PARENTS PULL STUDENTS OUT OF PRIVATE SCHOOLS
As the pressure grows for systemic change, it’s clear some parents aren’t willing to wait.
Some of those who sent their boys to Sydney private schools mentioned in the petition have spoken out, and some have reportedly sent their children to other schools.
One father of a year 9 student at Kings School in Parramatta told the Sun-Herald elite schools cultivated a culture of entitlement and privilege, which he said leads to a lack of “sensitivity” towards others.
“They teach these kids they’re the best, they’re the chosen ones, they’re going to run Australia, they’re going to conquer the world,” he said.
The parent said he chose the private school for his son to give him a better chance, but worried he and his wife would struggle to teach the child to be empathetic towards others.
News.com.au has contacted the school for comment.
MELBOURNE SCHOOLS RESPOND
Meanwhile, Melbourne schools mentioned in the new testimonies have expressed their concern.

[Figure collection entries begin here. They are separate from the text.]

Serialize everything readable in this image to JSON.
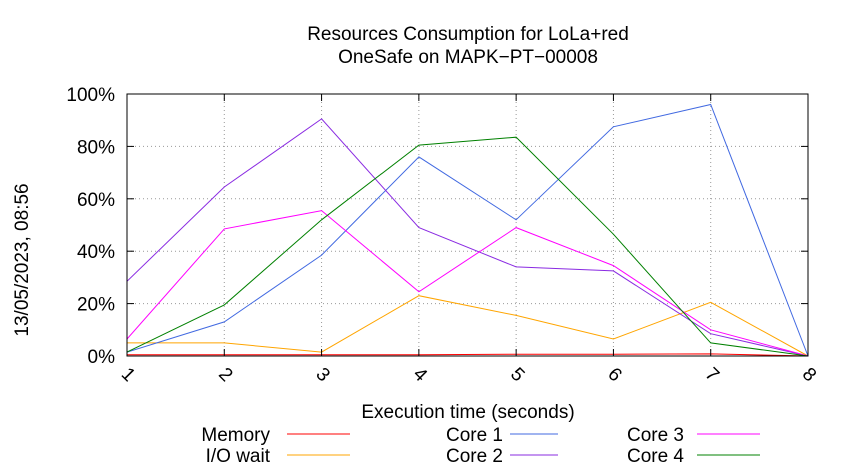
{
  "chart_data": {
    "type": "line",
    "title": [
      "Resources Consumption for LoLa+red",
      "OneSafe on MAPK−PT−00008"
    ],
    "xlabel": "Execution time (seconds)",
    "side_label": "13/05/2023, 08:56",
    "x": [
      1,
      2,
      3,
      4,
      5,
      6,
      7,
      8
    ],
    "xlim": [
      1,
      8
    ],
    "ylim": [
      0,
      100
    ],
    "y_ticks": [
      0,
      20,
      40,
      60,
      80,
      100
    ],
    "y_tick_labels": [
      "0%",
      "20%",
      "40%",
      "60%",
      "80%",
      "100%"
    ],
    "x_tick_labels": [
      "1",
      "2",
      "3",
      "4",
      "5",
      "6",
      "7",
      "8"
    ],
    "grid": true,
    "legend_position": "bottom",
    "series": [
      {
        "name": "Memory",
        "color": "#ff0000",
        "values": [
          0.5,
          0.5,
          0.5,
          0.5,
          0.7,
          0.7,
          0.8,
          0
        ]
      },
      {
        "name": "I/O wait",
        "color": "#ffa500",
        "values": [
          5,
          5,
          1.5,
          23,
          15.5,
          6.5,
          20.5,
          0
        ]
      },
      {
        "name": "Core 1",
        "color": "#4169e1",
        "values": [
          1.5,
          13,
          38.5,
          76,
          52,
          87.5,
          96,
          0
        ]
      },
      {
        "name": "Core 2",
        "color": "#8a2be2",
        "values": [
          28.5,
          64.5,
          90.5,
          49,
          34,
          32.5,
          8.5,
          0
        ]
      },
      {
        "name": "Core 3",
        "color": "#ff00ff",
        "values": [
          6.5,
          48.5,
          55.5,
          24.5,
          49,
          34.5,
          10,
          0
        ]
      },
      {
        "name": "Core 4",
        "color": "#008000",
        "values": [
          1.5,
          19.5,
          52,
          80.5,
          83.5,
          46.5,
          5,
          0
        ]
      }
    ]
  }
}
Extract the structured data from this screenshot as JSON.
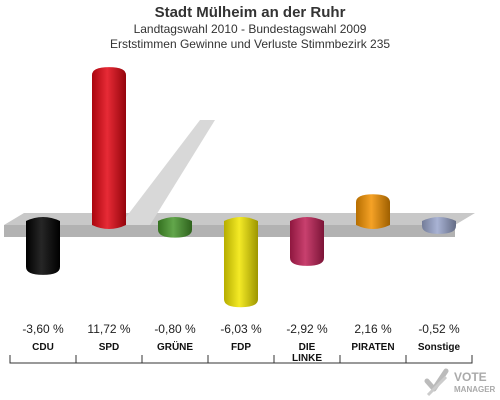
{
  "header": {
    "title": "Stadt Mülheim an der Ruhr",
    "subtitle1": "Landtagswahl 2010 - Bundestagswahl 2009",
    "subtitle2": "Erststimmen Gewinne und Verluste Stimmbezirk 235"
  },
  "chart_data": {
    "type": "bar",
    "categories": [
      "CDU",
      "SPD",
      "GRÜNE",
      "FDP",
      "DIE LINKE",
      "PIRATEN",
      "Sonstige"
    ],
    "category_lines": [
      [
        "CDU"
      ],
      [
        "SPD"
      ],
      [
        "GRÜNE"
      ],
      [
        "FDP"
      ],
      [
        "DIE",
        "LINKE"
      ],
      [
        "PIRATEN"
      ],
      [
        "Sonstige"
      ]
    ],
    "values": [
      -3.6,
      11.72,
      -0.8,
      -6.03,
      -2.92,
      2.16,
      -0.52
    ],
    "value_labels": [
      "-3,60 %",
      "11,72 %",
      "-0,80 %",
      "-6,03 %",
      "-2,92 %",
      "2,16 %",
      "-0,52 %"
    ],
    "colors": [
      "#000000",
      "#e30613",
      "#46962b",
      "#f2e600",
      "#be1e54",
      "#f39200",
      "#9aa6cc"
    ]
  },
  "watermark": {
    "line1": "VOTE",
    "line2": "MANAGER"
  }
}
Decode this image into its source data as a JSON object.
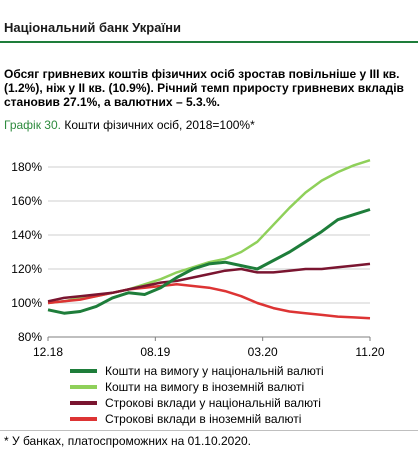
{
  "header": {
    "bank_name": "Національний банк України",
    "headline": "Обсяг гривневих коштів фізичних осіб зростав повільніше у ІІІ кв. (1.2%), ніж у ІІ кв. (10.9%). Річний темп приросту гривневих вкладів становив 27.1%, а валютних – 5.3.%.",
    "chart_number": "Графік 30.",
    "chart_title": "Кошти фізичних осіб, 2018=100%*"
  },
  "footnote": "* У банках, платоспроможних на 01.10.2020.",
  "colors": {
    "dark_green": "#1e7d3a",
    "light_green": "#8fd05a",
    "maroon": "#7a1530",
    "red": "#dd3434",
    "grid": "#cfcfcf"
  },
  "chart_data": {
    "type": "line",
    "title": "Кошти фізичних осіб, 2018=100%*",
    "x_ticks": [
      "12.18",
      "08.19",
      "03.20",
      "11.20"
    ],
    "x_range": [
      "12.18",
      "11.20"
    ],
    "ylim": [
      80,
      180
    ],
    "y_ticks": [
      "80%",
      "100%",
      "120%",
      "140%",
      "160%",
      "180%"
    ],
    "grid": "horizontal",
    "legend_position": "bottom",
    "series": [
      {
        "name": "Кошти на вимогу у національній валюті",
        "color": "#1e7d3a",
        "x": [
          0,
          0.05,
          0.1,
          0.15,
          0.2,
          0.25,
          0.3,
          0.35,
          0.4,
          0.45,
          0.5,
          0.55,
          0.6,
          0.65,
          0.7,
          0.75,
          0.8,
          0.85,
          0.9,
          0.95,
          1.0
        ],
        "y": [
          96,
          94,
          95,
          98,
          103,
          106,
          105,
          109,
          115,
          120,
          123,
          124,
          122,
          120,
          125,
          130,
          136,
          142,
          149,
          152,
          155
        ]
      },
      {
        "name": "Кошти на вимогу в іноземній валюті",
        "color": "#8fd05a",
        "x": [
          0,
          0.05,
          0.1,
          0.15,
          0.2,
          0.25,
          0.3,
          0.35,
          0.4,
          0.45,
          0.5,
          0.55,
          0.6,
          0.65,
          0.7,
          0.75,
          0.8,
          0.85,
          0.9,
          0.95,
          1.0
        ],
        "y": [
          100,
          101,
          103,
          104,
          106,
          108,
          111,
          114,
          118,
          121,
          124,
          126,
          130,
          136,
          146,
          156,
          165,
          172,
          177,
          181,
          184
        ]
      },
      {
        "name": "Строкові вклади у національній валюті",
        "color": "#7a1530",
        "x": [
          0,
          0.05,
          0.1,
          0.15,
          0.2,
          0.25,
          0.3,
          0.35,
          0.4,
          0.45,
          0.5,
          0.55,
          0.6,
          0.65,
          0.7,
          0.75,
          0.8,
          0.85,
          0.9,
          0.95,
          1.0
        ],
        "y": [
          101,
          103,
          104,
          105,
          106,
          108,
          110,
          112,
          113,
          115,
          117,
          119,
          120,
          118,
          118,
          119,
          120,
          120,
          121,
          122,
          123
        ]
      },
      {
        "name": "Строкові вклади в іноземній валюті",
        "color": "#dd3434",
        "x": [
          0,
          0.05,
          0.1,
          0.15,
          0.2,
          0.25,
          0.3,
          0.35,
          0.4,
          0.45,
          0.5,
          0.55,
          0.6,
          0.65,
          0.7,
          0.75,
          0.8,
          0.85,
          0.9,
          0.95,
          1.0
        ],
        "y": [
          100,
          101,
          102,
          104,
          106,
          108,
          109,
          110,
          111,
          110,
          109,
          107,
          104,
          100,
          97,
          95,
          94,
          93,
          92,
          91.5,
          91
        ]
      }
    ]
  }
}
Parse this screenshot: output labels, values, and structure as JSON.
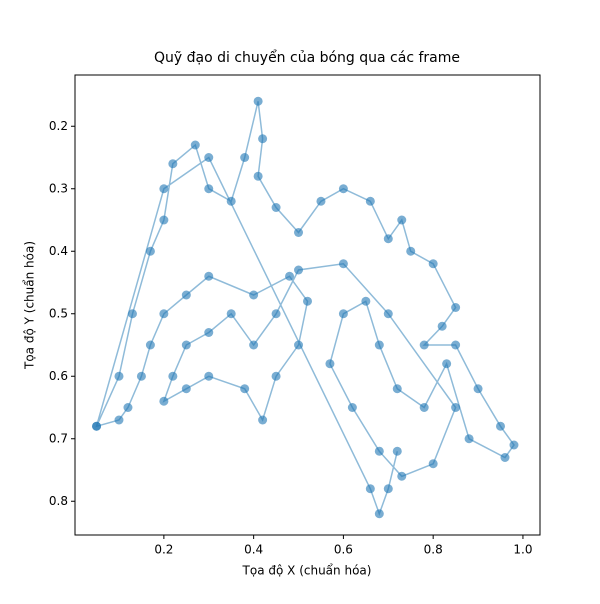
{
  "chart_data": {
    "type": "line",
    "title": "Quỹ đạo di chuyển của bóng qua các frame",
    "x_label": "Tọa độ X (chuẩn hóa)",
    "y_label": "Tọa độ Y (chuẩn hóa)",
    "color": "#1f77b4",
    "markers": true,
    "y_inverted": true,
    "x": [
      0.05,
      0.1,
      0.13,
      0.17,
      0.2,
      0.22,
      0.27,
      0.3,
      0.35,
      0.38,
      0.41,
      0.42,
      0.41,
      0.45,
      0.5,
      0.55,
      0.6,
      0.66,
      0.7,
      0.73,
      0.75,
      0.8,
      0.85,
      0.82,
      0.78,
      0.85,
      0.9,
      0.95,
      0.98,
      0.96,
      0.88,
      0.83,
      0.78,
      0.72,
      0.68,
      0.65,
      0.6,
      0.57,
      0.62,
      0.68,
      0.73,
      0.8,
      0.85,
      0.7,
      0.6,
      0.5,
      0.45,
      0.4,
      0.35,
      0.3,
      0.25,
      0.22,
      0.2,
      0.25,
      0.3,
      0.38,
      0.42,
      0.45,
      0.5,
      0.52,
      0.48,
      0.4,
      0.3,
      0.25,
      0.2,
      0.17,
      0.15,
      0.12,
      0.1,
      0.05,
      0.2,
      0.3,
      0.66,
      0.68,
      0.7,
      0.72
    ],
    "values": [
      0.68,
      0.6,
      0.5,
      0.4,
      0.35,
      0.26,
      0.23,
      0.3,
      0.32,
      0.25,
      0.16,
      0.22,
      0.28,
      0.33,
      0.37,
      0.32,
      0.3,
      0.32,
      0.38,
      0.35,
      0.4,
      0.42,
      0.49,
      0.52,
      0.55,
      0.55,
      0.62,
      0.68,
      0.71,
      0.73,
      0.7,
      0.58,
      0.65,
      0.62,
      0.55,
      0.48,
      0.5,
      0.58,
      0.65,
      0.72,
      0.76,
      0.74,
      0.65,
      0.5,
      0.42,
      0.43,
      0.5,
      0.55,
      0.5,
      0.53,
      0.55,
      0.6,
      0.64,
      0.62,
      0.6,
      0.62,
      0.67,
      0.6,
      0.55,
      0.48,
      0.44,
      0.47,
      0.44,
      0.47,
      0.5,
      0.55,
      0.6,
      0.65,
      0.67,
      0.68,
      0.3,
      0.25,
      0.78,
      0.82,
      0.78,
      0.72
    ],
    "xlim": [
      0.002,
      1.038
    ],
    "ylim": [
      0.854,
      0.118
    ],
    "xticks": [
      0.2,
      0.4,
      0.6,
      0.8,
      {
        "value": 1,
        "label": "1.0"
      }
    ],
    "yticks": [
      0.2,
      0.3,
      0.4,
      0.5,
      0.6,
      0.7,
      0.8
    ]
  }
}
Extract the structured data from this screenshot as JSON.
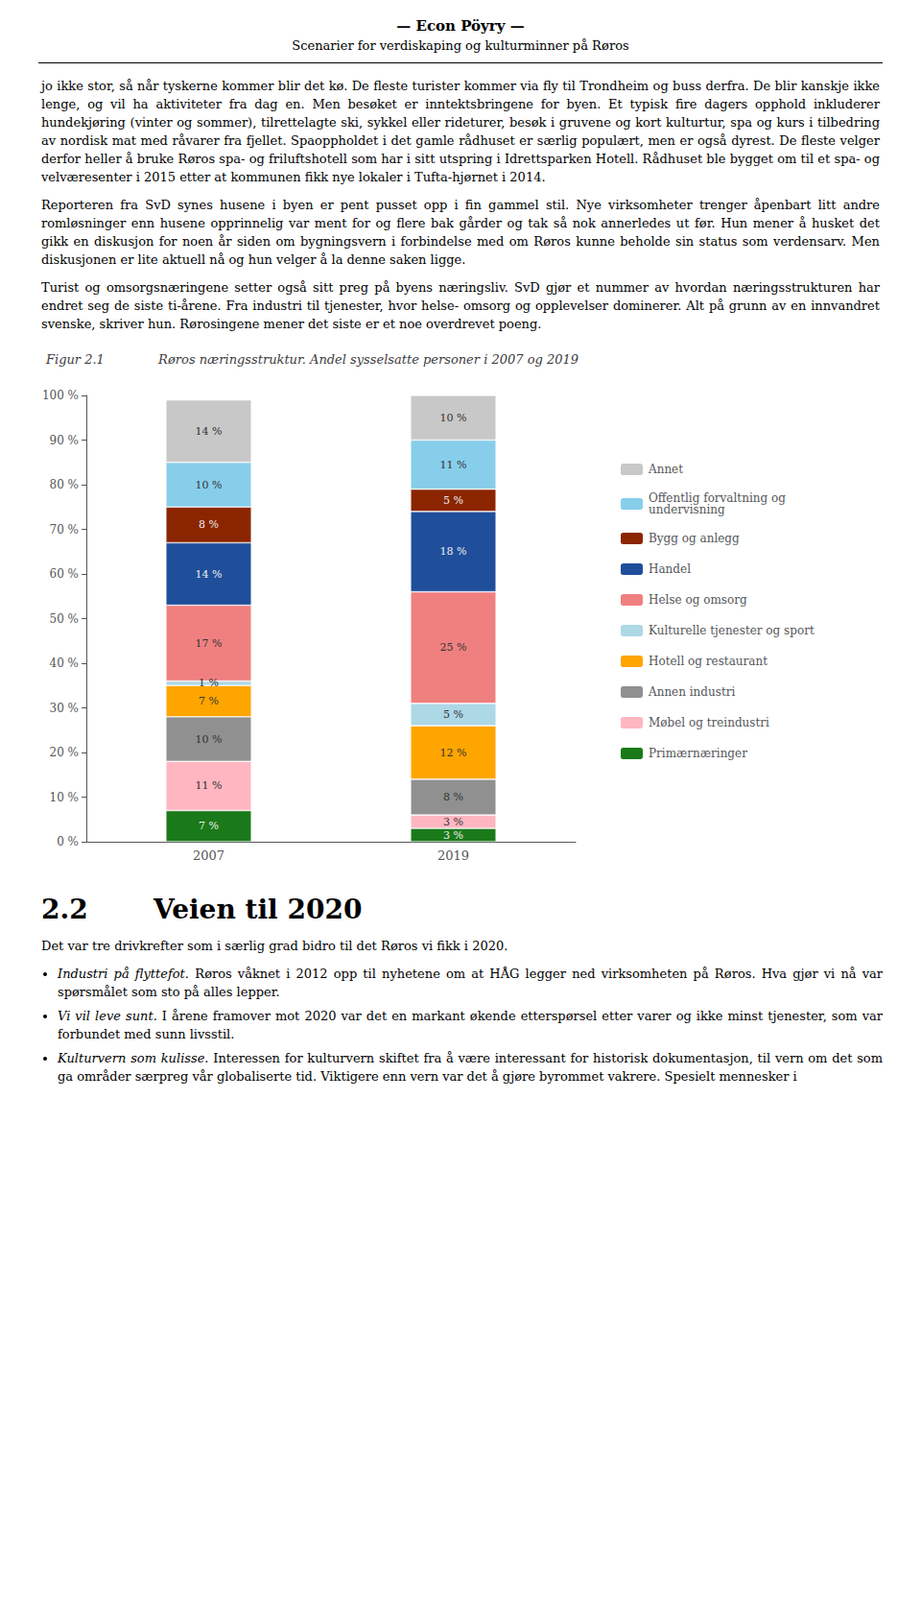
{
  "header": [
    "— Econ Pöyry —",
    "Scenarier for verdiskaping og kulturminner på Røros"
  ],
  "body_text": [
    "jo ikke stor, så når tyskerne kommer blir det kø. De fleste turister kommer via fly til Trondheim og buss derfra. De blir kanskje ikke lenge, og vil ha aktiviteter fra dag en. Men besøket er inntektsbringene for byen. Et typisk fire dagers opphold inkluderer hundekjøring (vinter og sommer), tilrettelagte ski, sykkel eller rideturer, besøk i gruvene og kort kulturtur, spa og kurs i tilbedring av nordisk mat med råvarer fra fjellet. Spaoppholdet i det gamle rådhuset er særlig populært, men er også dyrest. De fleste velger derfor heller å bruke Røros spa- og friluftshotell som har i sitt utspring i Idrettsparken Hotell. Rådhuset ble bygget om til et spa- og velværesenter i 2015 etter at kommunen fikk nye lokaler i Tufta-hjørnet i 2014.",
    "Reporteren fra SvD synes husene i byen er pent pusset opp i fin gammel stil. Nye virksomheter trenger åpenbart litt andre romløsninger enn husene opprinnelig var ment for og flere bak gårder og tak så nok annerledes ut før. Hun mener å husket det gikk en diskusjon for noen år siden om bygningsvern i forbindelse med om Røros kunne beholde sin status som verdensarv. Men diskusjonen er lite aktuell nå og hun velger å la denne saken ligge.",
    "Turist og omsorgsnæringene setter også sitt preg på byens næringsliv. SvD gjør et nummer av hvordan næringsstrukturen har endret seg de siste ti-årene. Fra industri til tjenester, hvor helse- omsorg og opplevelser dominerer. Alt på grunn av en innvandret svenske, skriver hun. Rørosingene mener det siste er et noe overdrevet poeng."
  ],
  "section": {
    "number": "2.2",
    "title": "Veien til 2020",
    "intro": "Det var tre drivkrefter som i særlig grad bidro til det Røros vi fikk i 2020.",
    "bullets": [
      {
        "italic": "Industri på flyttefot.",
        "rest": " Røros våknet i 2012 opp til nyhetene om at HÅG legger ned virksomheten på Røros. Hva gjør vi nå var spørsmålet som sto på alles lepper."
      },
      {
        "italic": "Vi vil leve sunt.",
        "rest": " I årene framover mot 2020 var det en markant økende etterspørsel etter varer og ikke minst tjenester, som var forbundet med sunn livsstil."
      },
      {
        "italic": "Kulturvern som kulisse.",
        "rest": " Interessen for kulturvern skiftet fra å være interessant for historisk dokumentasjon, til vern om det som ga områder særpreg vår globaliserte tid. Viktigere enn vern var det å gjøre byrommet vakrere. Spesielt mennesker i"
      }
    ]
  },
  "chart_data": {
    "type": "bar",
    "stacked": true,
    "title": "Røros næringsstruktur. Andel sysselsatte personer i 2007 og 2019",
    "annotations": [
      "Figur 2.1"
    ],
    "categories": [
      "2007",
      "2019"
    ],
    "series": [
      {
        "name": "Primærnæringer",
        "color": "#1A7A1A",
        "values": [
          7,
          3
        ],
        "value_labels": [
          "7 %",
          "3 %"
        ]
      },
      {
        "name": "Møbel og treindustri",
        "color": "#FFB6C1",
        "values": [
          11,
          3
        ],
        "value_labels": [
          "11 %",
          "3 %"
        ]
      },
      {
        "name": "Annen industri",
        "color": "#909090",
        "values": [
          10,
          8
        ],
        "value_labels": [
          "10 %",
          "8 %"
        ]
      },
      {
        "name": "Hotell og restaurant",
        "color": "#FFA500",
        "values": [
          7,
          12
        ],
        "value_labels": [
          "7 %",
          "12 %"
        ]
      },
      {
        "name": "Kulturelle tjenester og sport",
        "color": "#ADD8E6",
        "values": [
          1,
          5
        ],
        "value_labels": [
          "1 %",
          "5 %"
        ]
      },
      {
        "name": "Helse og omsorg",
        "color": "#F08080",
        "values": [
          17,
          25
        ],
        "value_labels": [
          "17 %",
          "25 %"
        ]
      },
      {
        "name": "Handel",
        "color": "#1F4E9B",
        "values": [
          14,
          18
        ],
        "value_labels": [
          "14 %",
          "18 %"
        ]
      },
      {
        "name": "Bygg og anlegg",
        "color": "#8B2500",
        "values": [
          8,
          5
        ],
        "value_labels": [
          "8 %",
          "5 %"
        ]
      },
      {
        "name": "Offentlig forvaltning og\nundervisning",
        "color": "#87CEEB",
        "values": [
          10,
          11
        ],
        "value_labels": [
          "10 %",
          "11 %"
        ]
      },
      {
        "name": "Annet",
        "color": "#C8C8C8",
        "values": [
          14,
          10
        ],
        "value_labels": [
          "14 %",
          "10 %"
        ]
      }
    ],
    "data_labels": true,
    "ylim": [
      0,
      100
    ],
    "yticks": [
      {
        "value": 0,
        "label": "0 %"
      },
      {
        "value": 10,
        "label": "10 %"
      },
      {
        "value": 20,
        "label": "20 %"
      },
      {
        "value": 30,
        "label": "30 %"
      },
      {
        "value": 40,
        "label": "40 %"
      },
      {
        "value": 50,
        "label": "50 %"
      },
      {
        "value": 60,
        "label": "60 %"
      },
      {
        "value": 70,
        "label": "70 %"
      },
      {
        "value": 80,
        "label": "80 %"
      },
      {
        "value": 90,
        "label": "90 %"
      },
      {
        "value": 100,
        "label": "100 %"
      }
    ],
    "grid": false,
    "legend": "right"
  }
}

The body representing some of Melbourne’s most prestigious Catholic schools – including St Kevin’s College, Parade College, St Mary’s College, St Joseph’s College and St Bernard’s College – said the petition had pushed them to take action and signalled they would work with parents to address the issue.
“The powerful testimonies provided by the many young women in the online petition are disturbing and are an indictment on societal decency,” said Edmund Rice Education Australia executive director Dr Craig Wattam.
“All of us – schools, families, and the broader community – must carefully consider and revisit issues pertaining to sex education.
“More specifically, sexual consent education is required for both young men and women and we need to be providing this education in early adolescence.”
News.com.au has also reached out to Carey Grammar School for comment.